Broccoli with pork dish
Food formulators and culinary professionals can deliver umami while maintaining simple ingredient statements through the addition of yeast extract. (photo: canolainfo.org)
 
While sensory scientists historically recognized only four basic tastes — bitter, salty, sour and sweet — Japanese culture has long held the notion of a fifth taste referred to as umami. Today, food formulators acknowledge umami as a pleasant savory taste sensation that “rounds out” or “completes” other flavors in a system. It provides deliciousness to meat and poultry products.

The challenge for food formulators and culinary professionals is to deliver umami while maintaining the clean, simple ingredient statements that today’s consumers often demand. This can be accomplished through the addition of yeast extract, an ingredient rich in glutamatic acid. This is an amino acid responsible for instilling the umami taste in foods.


Yeast extract and autolyzed yeast extract are basically the same ingredient. It is typically bakers’ yeast that has been conditioned to self-digest its protein structure into simpler amino acids, including glutamic acid, so that those amino acids can add depth of flavor to food.

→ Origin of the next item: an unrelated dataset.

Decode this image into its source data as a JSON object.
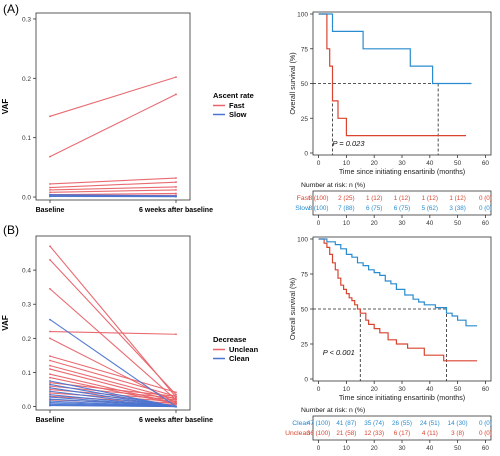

Yeast extract relies on the non-essential amino acid of glutamic acid to enhance flavor, along with many other essential and non-essential amino acids that carry nutritional benefits. It’s important to note that the body requires glutamic acid. It provides a direct energy source for the brain to function at a high level, as it stimulates mental alertness and improves memory function.

Monosodium glutamate, more commonly referred to as simply MSG, is an isolated and highly concentrated form of glutamate, one of many forms of glutamic acid. It has a bad reputation because many believe it can cause severe reactions in people who are hypersensitive to it. The misconception has been in relating the two, and believing that yeast extract imparts similar concentrated levels of glutamic acid.

The two are different. In fact, MSG is an unacceptable ingredient at Whole Foods Market; yeast extract is not on that list. The natural foods chain clarifies on its website that yeast extract and other hydrolyzed proteins, among other ingredients, are completely natural ingredients that happen to have substantial amounts of glutamates, but nowhere near the concentration found in MSG. That’s because yeast extract is a full protein, made up of many organic compounds and has a full amino acid profile.

Yeast is a tiny, single-celled organism found everywhere in nature. Yeast is also a critical ingredient in many foods and beverages, with different yeast used in varied applications. This includes familiar products such as bread, beer and wine. Yeast also functions as Mother Nature’s flavor enhancer. In the meat and poultry industries, applications include marinades, sauces and rubs.